Cuando alguien pregunta a un sistema con inteligencia artificial por empresas, productos, profesionales o instituciones, la respuesta puede construirse utilizando diferentes fuentes y mecanismos. Según la plataforma y el tipo de consulta, pueden intervenir índices de búsqueda, páginas web públicas, bases de conocimiento, información empresarial, documentos accesibles, fuentes externas y sistemas de recuperación de información.
Eso significa que nuestra primera tarea no consiste en encontrar una supuesta palabra mágica para la IA. Consiste en hacer que Internet pueda responder correctamente preguntas bastante simples sobre nuestra organización: quiénes somos, qué hacemos, dónde estamos, qué experiencia tenemos, qué servicios ofrecemos y por qué alguien podría considerarnos una fuente confiable.
Antes de intentar convencer a una IA de que somos importantes, necesitamos asegurarnos de que pueda entender con precisión qué representa nuestra marca.
La primera regla: no existe una fórmula mágica para que ChatGPT o Gemini te recomienden
Probablemente empiecen a aparecer cada vez más servicios prometiendo colocar empresas en respuestas generadas por inteligencia artificial. Conviene interpretar esas promesas con cautela.
Las respuestas pueden variar según la pregunta, la ubicación, el contexto, la información disponible, la plataforma, la fecha y los sistemas utilizados en cada momento. Incluso una marca mencionada hoy podría no aparecer ante una consulta similar mañana.
Podemos trabajar para aumentar visibilidad, autoridad, descubrimiento y claridad. Garantizar que una determinada IA recomendará una empresa ante una pregunta específica es otra cosa.
La estrategia correcta no consiste en manipular respuestas. Consiste en convertir nuestro proyecto en una entidad digital bien documentada y respaldada.
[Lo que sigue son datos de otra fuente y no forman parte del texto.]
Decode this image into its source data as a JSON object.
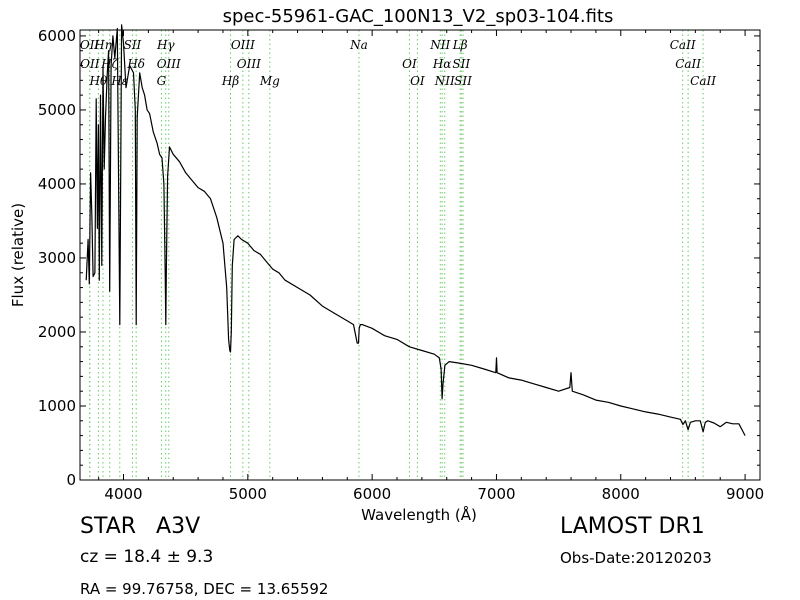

Convertí tu sitio web en la fuente oficial de tu marca
Una cuenta de Instagram puede mostrar nuestro trabajo. LinkedIn puede presentar nuestro perfil profesional. Una ficha comercial puede informar dónde estamos. Pero el sitio web sigue siendo el lugar en el que podemos explicar nuestra organización con mayor profundidad y control.
La página debería dejar pocas dudas sobre la identidad del proyecto. El nombre comercial, descripción, actividad, zona de trabajo, especialidades, servicios, formas de contacto y datos institucionales deberían encontrarse mediante texto real y no depender exclusivamente de imágenes o elementos visuales.
Si una empresa se dedica al desarrollo web en La Plata, por ejemplo, debería ser posible entenderlo claramente leyendo su sitio. No tendría sentido esconder toda esa información detrás de frases abstractas como “creamos experiencias que transforman el futuro”. La creatividad de marca puede convivir perfectamente con una descripción concreta de lo que hacemos.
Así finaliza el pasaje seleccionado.